IOC Hits Back Against Criticism by US Anti-Doping Chief

The International Olympic Committee hit back Thursday at the US Anti-Doping Agency (USADA) after its chief accused the IOC of failing to hold Russia accountable for doping in sports.

In a rebuke directed at USADA CEO Travis Tygart, the IOC chastised the US over its struggles in tackling doping in its domestic leagues and for refusing to join the international fight against corruption in sport.

Tygart had in testimony to a US agency that looks at human rights in Europe said that in allowing Russian athletes to take part in the Rio and Pyeongchang Olympic games, the IOC “chose not to stand up for clean athletes and against institutionalized doping.”
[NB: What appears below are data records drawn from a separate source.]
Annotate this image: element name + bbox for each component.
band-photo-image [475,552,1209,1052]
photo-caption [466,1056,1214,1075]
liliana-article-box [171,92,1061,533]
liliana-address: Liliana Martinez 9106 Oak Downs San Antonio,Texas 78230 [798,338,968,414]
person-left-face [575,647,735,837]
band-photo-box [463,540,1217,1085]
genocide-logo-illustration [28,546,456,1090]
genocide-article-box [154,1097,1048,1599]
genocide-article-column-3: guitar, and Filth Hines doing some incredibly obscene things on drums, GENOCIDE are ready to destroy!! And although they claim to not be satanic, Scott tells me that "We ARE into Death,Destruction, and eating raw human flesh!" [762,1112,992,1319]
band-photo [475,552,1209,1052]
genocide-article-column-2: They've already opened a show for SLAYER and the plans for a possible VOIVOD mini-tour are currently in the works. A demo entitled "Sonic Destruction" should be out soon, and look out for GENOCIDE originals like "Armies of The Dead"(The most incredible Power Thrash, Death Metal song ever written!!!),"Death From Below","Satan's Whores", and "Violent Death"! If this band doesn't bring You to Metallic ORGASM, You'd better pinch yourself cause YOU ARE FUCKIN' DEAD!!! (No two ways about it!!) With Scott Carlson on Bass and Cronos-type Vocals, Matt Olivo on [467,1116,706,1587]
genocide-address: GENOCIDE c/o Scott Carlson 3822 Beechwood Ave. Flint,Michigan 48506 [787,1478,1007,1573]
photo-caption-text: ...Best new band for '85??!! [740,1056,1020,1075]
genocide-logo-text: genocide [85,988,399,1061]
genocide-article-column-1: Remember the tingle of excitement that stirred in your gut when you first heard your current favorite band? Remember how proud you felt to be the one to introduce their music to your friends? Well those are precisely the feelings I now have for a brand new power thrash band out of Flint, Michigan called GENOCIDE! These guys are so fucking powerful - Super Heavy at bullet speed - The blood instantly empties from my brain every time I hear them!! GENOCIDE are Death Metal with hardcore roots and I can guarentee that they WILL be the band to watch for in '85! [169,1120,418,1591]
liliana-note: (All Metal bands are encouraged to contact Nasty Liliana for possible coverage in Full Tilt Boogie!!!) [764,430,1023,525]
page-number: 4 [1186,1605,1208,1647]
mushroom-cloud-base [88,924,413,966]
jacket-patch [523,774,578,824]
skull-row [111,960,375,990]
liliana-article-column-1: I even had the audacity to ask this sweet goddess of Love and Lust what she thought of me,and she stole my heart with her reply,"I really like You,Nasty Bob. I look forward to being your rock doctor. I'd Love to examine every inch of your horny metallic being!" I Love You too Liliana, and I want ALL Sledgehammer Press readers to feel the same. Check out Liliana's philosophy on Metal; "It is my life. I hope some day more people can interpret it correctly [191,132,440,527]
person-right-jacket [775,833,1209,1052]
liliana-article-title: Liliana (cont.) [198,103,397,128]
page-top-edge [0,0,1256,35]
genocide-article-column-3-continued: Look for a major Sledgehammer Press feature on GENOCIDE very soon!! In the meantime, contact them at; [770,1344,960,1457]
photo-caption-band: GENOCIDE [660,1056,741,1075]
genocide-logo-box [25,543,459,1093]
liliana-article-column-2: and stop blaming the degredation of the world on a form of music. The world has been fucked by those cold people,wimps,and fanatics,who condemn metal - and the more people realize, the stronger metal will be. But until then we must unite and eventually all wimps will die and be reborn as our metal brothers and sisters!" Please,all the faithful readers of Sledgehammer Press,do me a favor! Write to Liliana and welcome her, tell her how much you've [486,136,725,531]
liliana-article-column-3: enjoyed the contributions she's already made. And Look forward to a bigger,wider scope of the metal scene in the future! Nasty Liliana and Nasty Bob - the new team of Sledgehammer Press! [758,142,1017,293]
“We very much appreciate and welcome moves in the United States to step up the fight against doping and we assume that the very worrying existing challenges with some of the professional leagues in the United States will be addressed as a matter of urgency — especially since this has become extremely obvious again in the last report of USADA,” an IOC spokesman said in a statement sent to AFP.

According to Tygart, the IOC had assembled clear evidence of state-sponsored doping in Russia but missed an opportunity to combat “culture of corruption through doping in global sport”.

“When the decisive moment arrived … the IOC failed to lead.”

Replying to the USADA critique, the IOC said it “would kindly invite the United States government to join ‘The International Partnership against Corruption in Sport,'” a global network formed to clean up sports governance, which includes most major sporting powers, except the US.